G-32: Coated Nano- and Micro-lattices via Magnetron Sputtering: Adie Alwen1; Alina Garcia Taormina1; Andrea Hodge1; 1University of Southern California
    Magnetron sputtering has emerged as a promising and versatile deposition method for coating nano- and micro-lattices to produce novel core-shell composite structures. By leveraging sputtering’s expansive material workspace and its ability to tailor coating microstructure, this work aims to achieve unrealized combinations of lattice geometry, composition, microstructure, and feature size to further functionalize these advanced hierarchical materials. Previous work has demonstrated that sputtering can effectively introduce new ceramic, metallic, and alloyed materials onto lattice structures; however, coating gradients and morphological variations have also been observed. This research seeks to further develop core-shell composite nano- and micro-lattices by examining the influence of sputtering parameters, cathode geometry, and deposition line-of-sight on the resulting coating characteristics on these complex 3D structures. Creating a foundational understanding of sputter deposition on nano- and micro-lattice materials will enable more accurate design and synthesis of novel architected core-shell composites.

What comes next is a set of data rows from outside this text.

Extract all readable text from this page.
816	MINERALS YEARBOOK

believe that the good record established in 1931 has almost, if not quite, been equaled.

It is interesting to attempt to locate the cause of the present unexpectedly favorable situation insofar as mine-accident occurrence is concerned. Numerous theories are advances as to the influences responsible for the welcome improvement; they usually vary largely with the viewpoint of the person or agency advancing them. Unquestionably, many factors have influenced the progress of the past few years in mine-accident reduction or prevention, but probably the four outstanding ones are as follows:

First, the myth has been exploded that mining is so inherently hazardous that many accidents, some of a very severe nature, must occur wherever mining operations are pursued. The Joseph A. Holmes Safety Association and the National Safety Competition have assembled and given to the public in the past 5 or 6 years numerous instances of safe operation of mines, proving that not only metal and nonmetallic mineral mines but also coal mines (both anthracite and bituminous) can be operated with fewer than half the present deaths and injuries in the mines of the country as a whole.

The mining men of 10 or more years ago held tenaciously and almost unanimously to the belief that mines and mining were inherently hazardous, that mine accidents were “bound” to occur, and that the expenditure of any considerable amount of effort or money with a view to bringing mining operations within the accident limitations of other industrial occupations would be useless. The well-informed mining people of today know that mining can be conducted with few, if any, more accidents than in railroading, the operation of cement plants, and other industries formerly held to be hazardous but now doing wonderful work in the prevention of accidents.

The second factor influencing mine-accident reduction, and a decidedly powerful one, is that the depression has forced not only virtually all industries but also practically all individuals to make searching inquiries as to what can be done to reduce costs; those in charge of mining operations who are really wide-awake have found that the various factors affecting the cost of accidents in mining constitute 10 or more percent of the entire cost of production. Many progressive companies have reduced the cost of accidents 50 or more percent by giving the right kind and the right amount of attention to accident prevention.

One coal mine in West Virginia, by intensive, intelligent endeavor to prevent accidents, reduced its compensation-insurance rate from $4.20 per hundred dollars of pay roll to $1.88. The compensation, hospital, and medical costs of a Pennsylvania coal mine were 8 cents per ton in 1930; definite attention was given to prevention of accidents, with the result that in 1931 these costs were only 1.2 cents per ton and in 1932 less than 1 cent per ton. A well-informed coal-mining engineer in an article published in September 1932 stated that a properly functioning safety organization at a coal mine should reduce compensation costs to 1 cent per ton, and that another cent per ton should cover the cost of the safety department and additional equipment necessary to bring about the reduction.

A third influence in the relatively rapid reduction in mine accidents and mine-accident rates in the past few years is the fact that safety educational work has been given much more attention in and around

G-33: Gaussian Process Regression as a Surrogate Model for the Computation of Dispersion Relations: Alexander Ogren1; Berthy Feng1; Katherine Bouman1; Chiara Daraio1; 1California Institute of Technology
     Periodic structured materials, constructed by tessellating identical unit cells in arrays, can be designed to exhibit unique and useful elastic wave propagation behavior (e.g. reflection, lensing, wave guiding). The propagation of waves in a periodic structured material is described by its dispersion relation, a function relating a wave’s frequency to its wavevector. However, the evaluation of dispersion relations, particularly in higher dimensions, is computationally expensive. To alleviate this cost, we demonstrate that Gaussian process regression can be used as a surrogate model in the computation of dispersion relations of periodic structured materials.In contrast to existing neural network based surrogate models for dispersion computations, our approach requires very little training data, has a dynamically tunable accuracy-cost balance, and can be applied to material designs of any representation (pixelated, parametric, etc.). Additionally, our model can make dispersion predictions at infinite resolution, and can efficiently be used in gradient based topology optimization.